The movement first gained speed in Washington, D.C., where chefs — including José Andrés — pledged their support. Backers in New York now include Tom Colicchio, who will keep his restaurants open for employees who can’t forgo a paycheck, but has nevertheless pledged his support publicly; Mexico City native Fany Gerson, the founder of La Newyorkina and Dough, who says she first heard about the strike through her employees; and the founders of the Blue Ribbon restaurant group, who have closed seven of their NYC restaurants. Other spots closing in recognition of the campaign are Frankie’s, Prime Meats, Tapestry, Rosie’s (for lunch), Patacon Pisao, El Atoradero Brooklyn, Mexicocina, and Shelsky’s. The Soho and Red Hook locations of Court Street Grocers have shuttered at the behest of employees, while their Carroll Gardens original will stay open. (All of today’s sales at that Court Street Grocers will be donated to the American Immigration Council.) The family-operated T.I.C. Group, which runs some of Manhattan’s most popular Japanese restaurants, will close its two largest restaurants (Sakagura and Soba-Ya), as well as support any of the employees at its other restaurants who go on strike.
This is no small gesture. Closing for a day in New York is not easy for employees, who are often poorly paid, or for restaurant owners, who often face razor-thin margins. “Closing one day is really painful, as anyone in the restaurant business knows,” says T.I.C COO Sakura Yagi, whose father founded the restaurant group. “The least we can do is to close. New Yorkers have always supported my immigrant father and his businesses through the years. We’re just passing it on.”

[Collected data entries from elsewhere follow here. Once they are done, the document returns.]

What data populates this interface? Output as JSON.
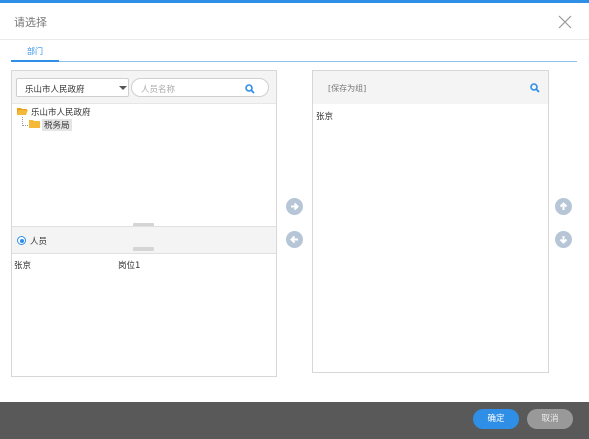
{
  "dialog": {
    "title": "请选择"
  },
  "tabs": [
    {
      "label": "部门"
    }
  ],
  "left": {
    "dept_select": "乐山市人民政府",
    "search_placeholder": "人员名称",
    "tree": [
      {
        "label": "乐山市人民政府"
      },
      {
        "label": "税务局"
      }
    ],
    "person_radio_label": "人员",
    "persons": [
      {
        "name": "张京",
        "position": "岗位1"
      }
    ]
  },
  "right": {
    "header_label": "[保存为组]",
    "items": [
      "张京"
    ]
  },
  "footer": {
    "ok_label": "确定",
    "cancel_label": "取消"
  },
  "colors": {
    "accent": "#2f8fe6",
    "footer_bg": "#595959",
    "arrow_button": "#b6c6d6",
    "cancel_button": "#999999"
  },
  "icons": [
    "close-icon",
    "chevron-down-icon",
    "search-icon",
    "folder-open-icon",
    "folder-icon",
    "arrow-right-icon",
    "arrow-left-icon",
    "arrow-up-icon",
    "arrow-down-icon"
  ]
}
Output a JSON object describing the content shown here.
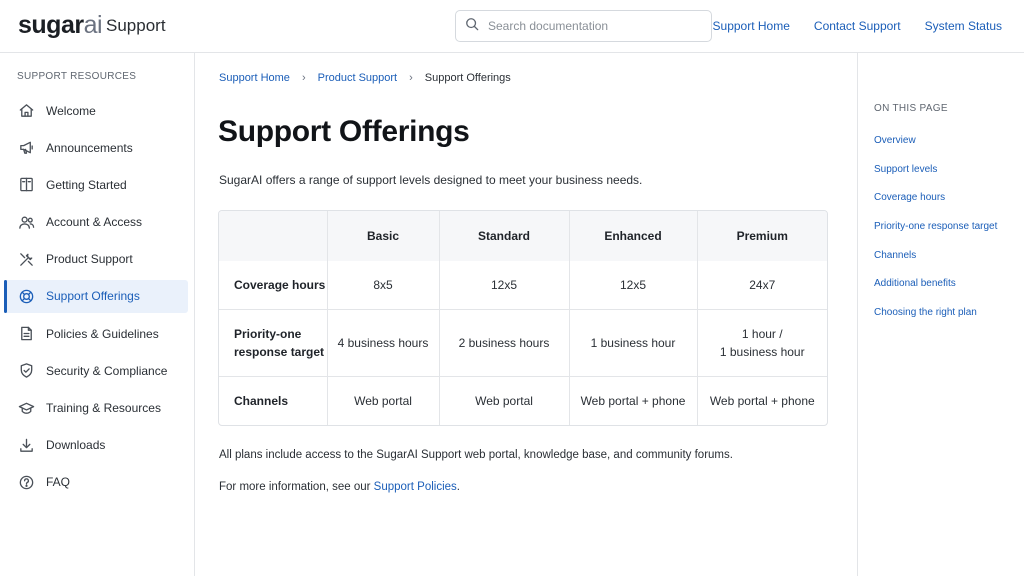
{
  "header": {
    "logo_main": "sugar",
    "logo_ai": "ai",
    "logo_sub": "Support",
    "search_placeholder": "Search documentation",
    "links": [
      "Support Home",
      "Contact Support",
      "System Status"
    ]
  },
  "sidebar": {
    "title": "SUPPORT RESOURCES",
    "items": [
      {
        "label": "Welcome",
        "icon": "home-icon"
      },
      {
        "label": "Announcements",
        "icon": "megaphone-icon"
      },
      {
        "label": "Getting Started",
        "icon": "book-icon"
      },
      {
        "label": "Account & Access",
        "icon": "users-icon"
      },
      {
        "label": "Product Support",
        "icon": "tools-icon"
      },
      {
        "label": "Support Offerings",
        "icon": "lifebuoy-icon",
        "active": true
      },
      {
        "label": "Policies & Guidelines",
        "icon": "document-icon"
      },
      {
        "label": "Security & Compliance",
        "icon": "shield-icon"
      },
      {
        "label": "Training & Resources",
        "icon": "graduation-cap-icon"
      },
      {
        "label": "Downloads",
        "icon": "download-icon"
      },
      {
        "label": "FAQ",
        "icon": "help-circle-icon"
      }
    ]
  },
  "breadcrumb": {
    "items": [
      "Support Home",
      "Product Support"
    ],
    "current": "Support Offerings"
  },
  "main": {
    "title": "Support Offerings",
    "intro": "SugarAI offers a range of support levels designed to meet your business needs.",
    "table": {
      "corner": "",
      "columns": [
        "Basic",
        "Standard",
        "Enhanced",
        "Premium"
      ],
      "rows": [
        {
          "label": "Coverage hours",
          "cells": [
            "8x5",
            "12x5",
            "12x5",
            "24x7"
          ]
        },
        {
          "label_line1": "Priority-one",
          "label_line2": "response target",
          "cells": [
            "4 business hours",
            "2 business hours",
            "1 business hour"
          ],
          "last_line1": "1 hour /",
          "last_line2": "1 business hour"
        },
        {
          "label": "Channels",
          "cells": [
            "Web portal",
            "Web portal",
            "Web portal + phone",
            "Web portal + phone"
          ]
        }
      ]
    },
    "note1": "All plans include access to the SugarAI Support web portal, knowledge base, and community forums.",
    "note2_prefix": "For more information, see our ",
    "note2_link": "Support Policies",
    "note2_suffix": "."
  },
  "toc": {
    "title": "ON THIS PAGE",
    "items": [
      "Overview",
      "Support levels",
      "Coverage hours",
      "Priority-one response target",
      "Channels",
      "Additional benefits",
      "Choosing the right plan"
    ]
  },
  "colors": {
    "accent": "#1b5eb8",
    "active_bg": "#eaf1fb",
    "border": "#e3e5e8"
  }
}
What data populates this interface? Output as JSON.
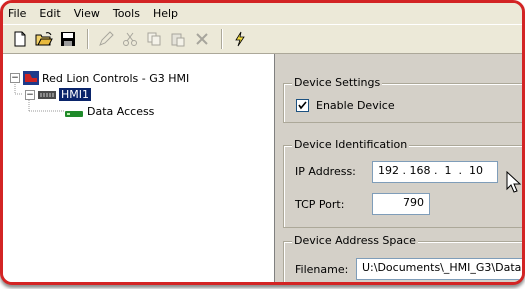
{
  "menu": [
    "File",
    "Edit",
    "View",
    "Tools",
    "Help"
  ],
  "toolbar": {
    "icons": [
      "new-icon",
      "open-icon",
      "save-icon",
      "pencil-icon",
      "cut-icon",
      "copy-icon",
      "paste-icon",
      "delete-icon",
      "lightning-icon"
    ]
  },
  "tree": {
    "root": "Red Lion Controls - G3 HMI",
    "device": "HMI1",
    "child": "Data Access"
  },
  "device_settings": {
    "legend": "Device Settings",
    "enable_label": "Enable Device",
    "enabled": true
  },
  "device_identification": {
    "legend": "Device Identification",
    "ip_label": "IP Address:",
    "ip_value": "192 . 168 .  1  .  10",
    "tcp_label": "TCP Port:",
    "tcp_value": "790"
  },
  "address_space": {
    "legend": "Device Address Space",
    "filename_label": "Filename:",
    "filename_value": "U:\\Documents\\_HMI_G3\\Data"
  },
  "colors": {
    "frame": "#d32424",
    "selection": "#0a246a",
    "chrome": "#d4d0c8"
  }
}
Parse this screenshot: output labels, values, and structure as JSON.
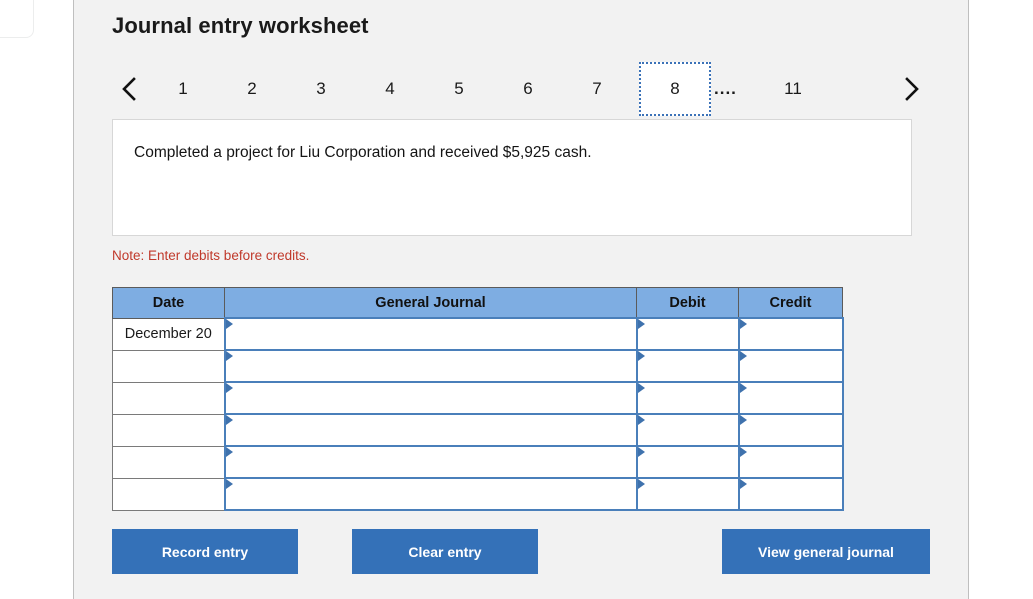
{
  "page_title": "Journal entry worksheet",
  "pager": {
    "prev_icon": "chevron-left-icon",
    "next_icon": "chevron-right-icon",
    "pages": [
      "1",
      "2",
      "3",
      "4",
      "5",
      "6",
      "7",
      "8"
    ],
    "active_page": "8",
    "ellipsis": "....",
    "last_page": "11"
  },
  "prompt": {
    "text": "Completed a project for Liu Corporation and received $5,925 cash."
  },
  "note": "Note: Enter debits before credits.",
  "table": {
    "headers": [
      "Date",
      "General Journal",
      "Debit",
      "Credit"
    ],
    "rows": [
      {
        "date": "December 20",
        "general_journal": "",
        "debit": "",
        "credit": ""
      },
      {
        "date": "",
        "general_journal": "",
        "debit": "",
        "credit": ""
      },
      {
        "date": "",
        "general_journal": "",
        "debit": "",
        "credit": ""
      },
      {
        "date": "",
        "general_journal": "",
        "debit": "",
        "credit": ""
      },
      {
        "date": "",
        "general_journal": "",
        "debit": "",
        "credit": ""
      },
      {
        "date": "",
        "general_journal": "",
        "debit": "",
        "credit": ""
      }
    ]
  },
  "buttons": {
    "record": "Record entry",
    "clear": "Clear entry",
    "view": "View general journal"
  },
  "colors": {
    "accent_blue": "#3471b8",
    "header_blue": "#7eade2",
    "note_red": "#c0392b",
    "panel_bg": "#f2f2f2",
    "cell_border_blue": "#4a7fba"
  }
}
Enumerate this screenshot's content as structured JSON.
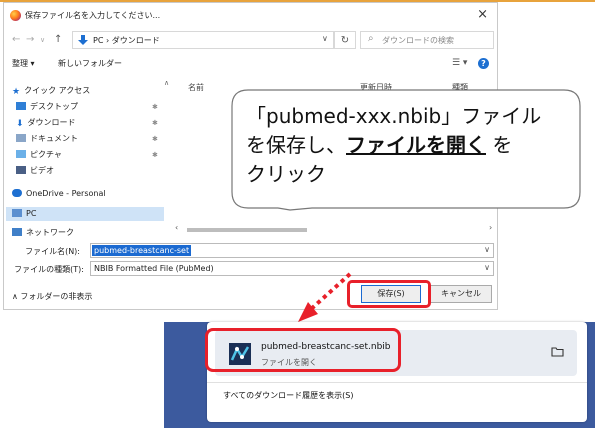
{
  "dialog": {
    "title": "保存ファイル名を入力してください...",
    "path": "PC › ダウンロード",
    "search_placeholder": "ダウンロードの検索",
    "toolbar": {
      "organize": "整理 ▾",
      "new_folder": "新しいフォルダー"
    },
    "columns": {
      "name": "名前",
      "date": "更新日時",
      "type": "種類"
    },
    "nav_items": [
      {
        "label": "クイック アクセス",
        "icon": "star-icon"
      },
      {
        "label": "デスクトップ",
        "icon": "desktop-icon"
      },
      {
        "label": "ダウンロード",
        "icon": "download-icon"
      },
      {
        "label": "ドキュメント",
        "icon": "document-icon"
      },
      {
        "label": "ピクチャ",
        "icon": "picture-icon"
      },
      {
        "label": "ビデオ",
        "icon": "video-icon"
      },
      {
        "label": "OneDrive - Personal",
        "icon": "cloud-icon"
      },
      {
        "label": "PC",
        "icon": "pc-icon"
      },
      {
        "label": "ネットワーク",
        "icon": "network-icon"
      }
    ],
    "filename_label": "ファイル名(N):",
    "filename_value": "pubmed-breastcanc-set",
    "filetype_label": "ファイルの種類(T):",
    "filetype_value": "NBIB Formatted File (PubMed)",
    "folders_toggle": "∧ フォルダーの非表示",
    "save_label": "保存(S)",
    "cancel_label": "キャンセル"
  },
  "callout": {
    "line1": "「pubmed-xxx.nbib」ファイル",
    "line2_pre": "を保存し、",
    "line2_link": "ファイルを開く",
    "line2_post": "を",
    "line3": "クリック"
  },
  "downloads": {
    "file_name": "pubmed-breastcanc-set.nbib",
    "open_label": "ファイルを開く",
    "history_label": "すべてのダウンロード履歴を表示(S)"
  },
  "colors": {
    "highlight": "#e8202a",
    "accent": "#1b6ad1",
    "panel_bg": "#3c5a9e"
  }
}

That willingness to take this economic hit, though, is meant as a demonstration of support for the immigrant community — and a notice to customers. “I kind of want people to come, go to the effort of trying to get the lunch they wanted, and then be disappointed,” Shelsky’s owner Peter Shelsky admits. “Go, ‘Oh, this is why I can’t have my food, because without these people there is no food.’”
In the South Bronx, La Morada serves as a community hub, and the decision to close was motivated by the convictions of its customers. Owners Natalia Mendez and Antonio Saavedra, as well as their children, have consistently advocated for immigrant rights. For their son Marco, the strike isn’t an end in and of itself, but an opportunity to organize and galvanize fellow immigrants and send a message that’s about much more than a day’s taco sales — he hopes the protest can inspire and empower fellow immigrants who might feel alone.
“The goal wouldn’t be just that it’s today and then we go back to business as usual,” Marco says. “But, to be able to somehow seize momentum and build momentum. To see who in our community are our leaders, our motivators.”
A Mexican immigrant, Antonio “Tony” Vilchis has built a successful group of businesses in the South Bronx, where he operates four restaurants, including the popular Mexicocina taquerias, and employs some 30 people. Every one of them, he says, wanted to strike. “I know I’m going to lose money, but this day is not about the money,” he explains. “It’s to show that we’re here and we’re not going anywhere. We do this because we are part of this community, the economy, and part of this country and this city.”